All bonding could then be considered a "trauma bonding" whether the bonding
be in infancy, in the service, in a "boot camp" or in reparenting and attachment
techniques. Perhaps it is better to clarify that trauma bonding per se occurs
when one is unable to work through the negative outcome of a cycle designed
to meet the "perpetrator's" needs, in a situation in which the victim was unable
to cope. Bonding on the other hand encourages the development of coping skills
in a safe environment that revisits the negative or traumatized feelings and
confronts the individual's inability to express loving emotions.
Many
traditional therapists believe strongly in respecting a person's neurosis. That
is, an abused child should not be held if the child has problems with being
held - particularly by a person of the same sex as the perpetrator. If a woman
has trouble with men, then that should be respected and she should work through
her feelings with a female therapist. A child who has been emotionally bruised
should never be treated with a loud voice, etc. Attachment therapists feel that
such therapists have confused respecting the person with respecting their neurosis.

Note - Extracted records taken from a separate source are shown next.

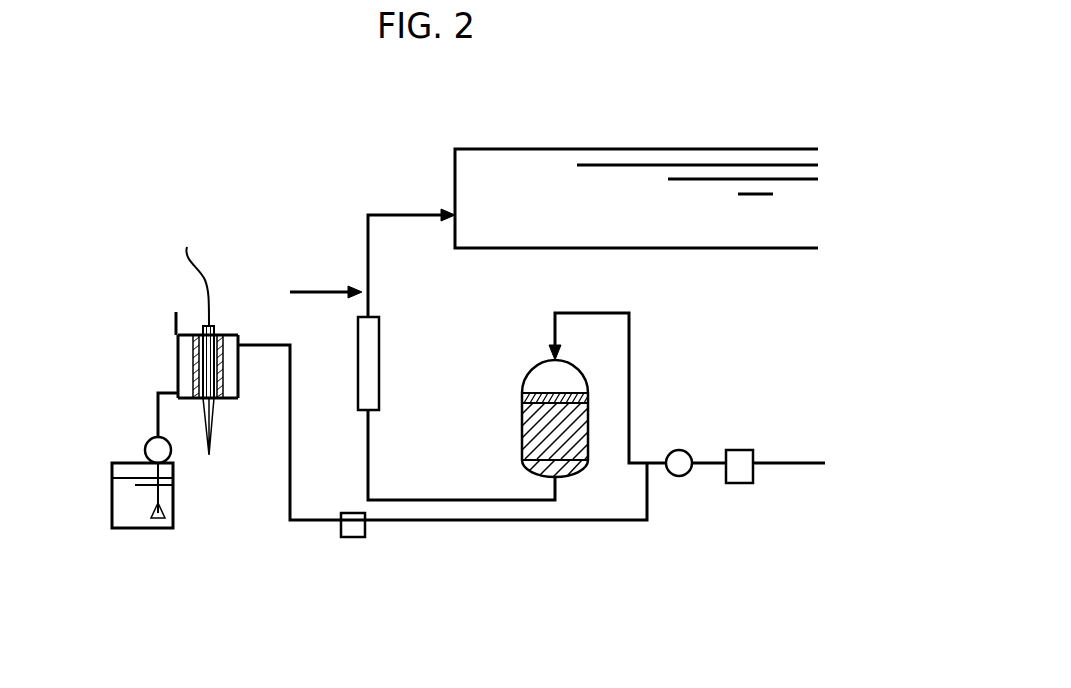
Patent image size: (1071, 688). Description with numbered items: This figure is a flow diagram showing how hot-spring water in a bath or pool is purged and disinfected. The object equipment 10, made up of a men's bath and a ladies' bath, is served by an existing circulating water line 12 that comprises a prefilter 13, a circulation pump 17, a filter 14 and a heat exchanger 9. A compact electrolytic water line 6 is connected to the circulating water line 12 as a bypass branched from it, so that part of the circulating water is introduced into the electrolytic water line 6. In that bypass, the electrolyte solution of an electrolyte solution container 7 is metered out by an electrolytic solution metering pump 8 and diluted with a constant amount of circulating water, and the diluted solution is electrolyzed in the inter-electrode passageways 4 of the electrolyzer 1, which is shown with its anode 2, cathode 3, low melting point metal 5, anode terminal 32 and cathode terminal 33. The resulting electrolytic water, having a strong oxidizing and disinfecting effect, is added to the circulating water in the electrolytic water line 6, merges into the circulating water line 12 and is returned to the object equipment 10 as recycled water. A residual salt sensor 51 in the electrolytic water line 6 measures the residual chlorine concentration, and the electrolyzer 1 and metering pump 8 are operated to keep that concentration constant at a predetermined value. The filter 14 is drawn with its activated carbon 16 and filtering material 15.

The electrolyzer 1 is at (178, 366).
The anode 2 is at (197, 399).
The cathode 3 is at (178, 340).
The electrolyzing passage 4 is at (238, 355).
The low melting point metal 5 is at (235, 469).
The electrolytic water line 6 is at (498, 559).
The electrolyte solution container 7 is at (138, 528).
The electrolytic solution metering pump 8 is at (145, 447).
The heat exchanger 9 is at (425, 324).
The object equipment 10 is at (585, 149).
The circulating water line 12 is at (368, 456).
The prefilter 13 is at (739, 450).
The filter 14 is at (552, 358).
The filtering material 15 is at (522, 428).
The activated carbon 16 is at (522, 398).
The circulation pump 17 is at (679, 476).
The anode terminal 32 is at (175, 293).
The cathode terminal 33 is at (176, 312).
The residual salt sensor 51 is at (353, 537).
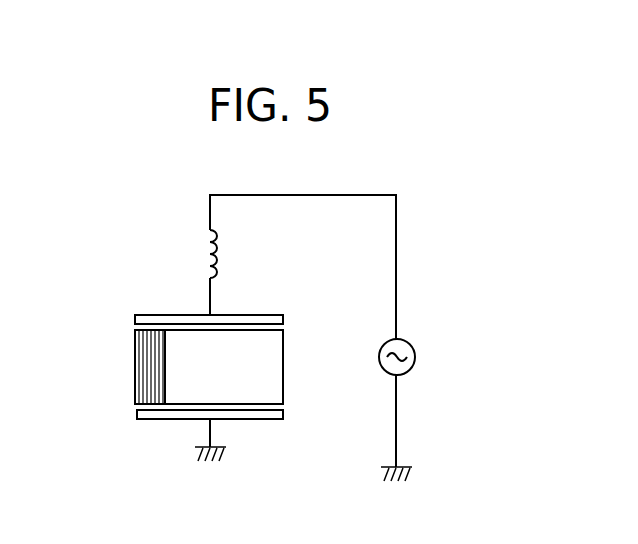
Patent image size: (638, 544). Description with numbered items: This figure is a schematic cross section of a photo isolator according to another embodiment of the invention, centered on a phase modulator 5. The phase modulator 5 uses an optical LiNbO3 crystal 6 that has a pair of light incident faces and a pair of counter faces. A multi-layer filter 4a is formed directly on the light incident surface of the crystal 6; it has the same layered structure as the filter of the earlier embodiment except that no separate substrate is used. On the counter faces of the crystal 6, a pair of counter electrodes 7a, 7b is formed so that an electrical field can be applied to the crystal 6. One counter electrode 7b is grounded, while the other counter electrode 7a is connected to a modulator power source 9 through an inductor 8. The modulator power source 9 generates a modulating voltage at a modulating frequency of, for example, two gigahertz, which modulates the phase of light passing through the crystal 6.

The phase modulator 5 is at (412, 218).
The inductor 8 is at (203, 235).
The counter electrode 7a is at (266, 315).
The LiNbO3 crystal 6 is at (275, 358).
The multi-layer filter 4a is at (137, 352).
The counter electrode 7b is at (272, 420).
The modulator power source 9 is at (413, 366).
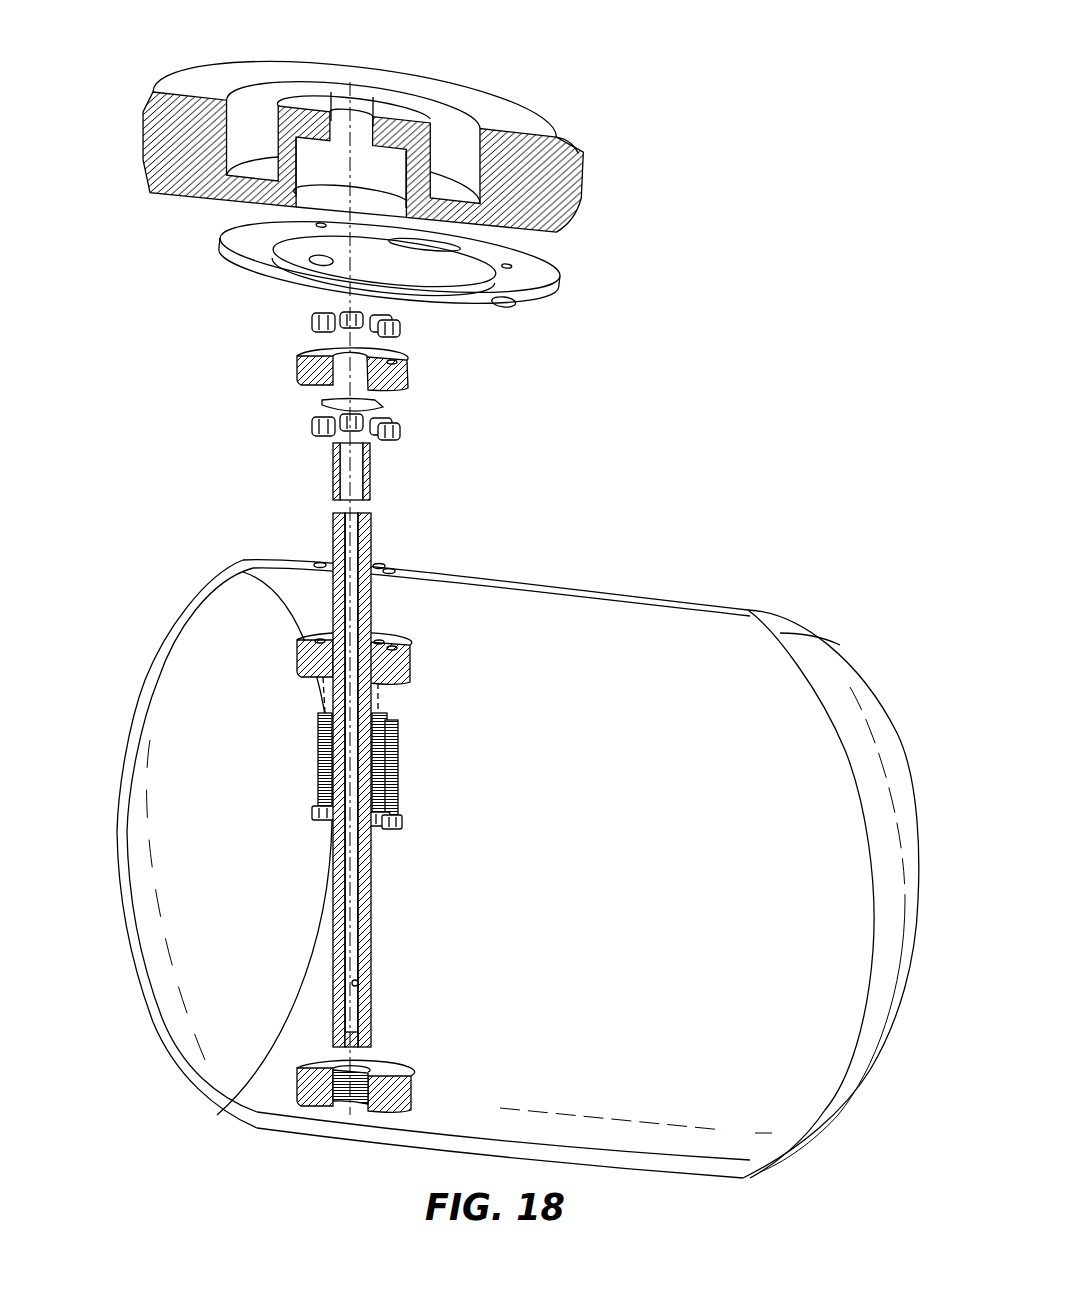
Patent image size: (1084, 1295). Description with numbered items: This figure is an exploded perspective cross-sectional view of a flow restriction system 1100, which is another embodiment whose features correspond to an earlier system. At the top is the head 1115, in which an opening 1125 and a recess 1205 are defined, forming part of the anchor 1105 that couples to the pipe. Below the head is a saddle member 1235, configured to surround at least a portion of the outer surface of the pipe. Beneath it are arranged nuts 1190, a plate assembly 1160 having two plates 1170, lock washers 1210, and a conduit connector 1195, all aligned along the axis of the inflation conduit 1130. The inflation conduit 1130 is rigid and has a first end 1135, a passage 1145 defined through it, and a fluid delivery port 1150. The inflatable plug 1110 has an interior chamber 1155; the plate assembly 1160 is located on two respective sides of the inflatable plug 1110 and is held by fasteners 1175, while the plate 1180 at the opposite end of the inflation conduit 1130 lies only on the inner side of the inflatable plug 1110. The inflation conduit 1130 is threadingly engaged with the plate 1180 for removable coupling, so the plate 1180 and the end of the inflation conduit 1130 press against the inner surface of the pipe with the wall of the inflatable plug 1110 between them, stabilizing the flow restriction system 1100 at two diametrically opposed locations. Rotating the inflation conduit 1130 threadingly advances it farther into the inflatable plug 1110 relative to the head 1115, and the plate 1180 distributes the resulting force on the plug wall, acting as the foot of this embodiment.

The flow restriction system 1100 is at (695, 337).
The anchor 1105 is at (130, 288).
The inflatable plug 1110 is at (828, 679).
The head 1115 is at (157, 137).
The opening 1125 is at (342, 126).
The inflation conduit 1130 is at (373, 890).
The first end 1135 is at (376, 508).
The passage 1145 is at (348, 906).
The fluid delivery port 1150 is at (353, 981).
The interior chamber 1155 is at (636, 657).
The plate assembly 1160 is at (250, 337).
The plates 1170 is at (410, 372).
The fasteners 1175 is at (316, 746).
The plate 1180 is at (411, 1088).
The nuts 1190 is at (398, 323).
The conduit connector 1195 is at (347, 473).
The recess 1205 is at (313, 168).
The lock washers 1210 is at (315, 430).
The saddle members 1235 is at (557, 289).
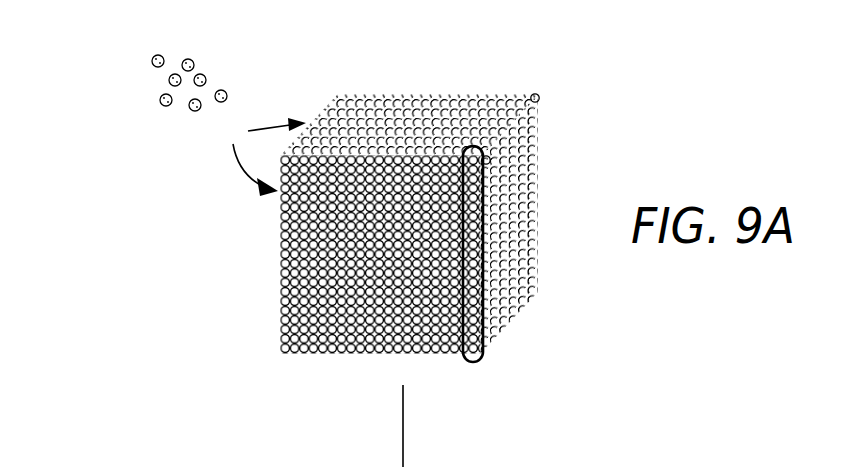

Attachment therapists believe that the corrective emotional experience involves
the re-experience of the traumatic situation with a different and loving outcome.
In fact, attachment oriented therapists feel that by not confronting the problem
and holding the abused child, the abuse is validated and locked in. For instance,
when a person who has been sexually abused is never hugged because of the sexual
overtones it may raise, then that person is doomed to forever feel that physical
contact means sex.
This
book could perhaps be characterized, depending upon the reader's belief system,
as being filled with writings that are either the cutting edge of therapeutic
technique or an example of, as one traditionalist put it, of the "lunatic fringe".
It may be of some comfort to realize that the cutting edge of any field, prior
to it's eventual acceptance has always been characterized as the lunatic fringe.
But
the hundreds of children and adults who have been helped by the therapy appreciate
these authors straightforward candor and explicit sharing of their techniques
so that everyone can better understand this controversial work.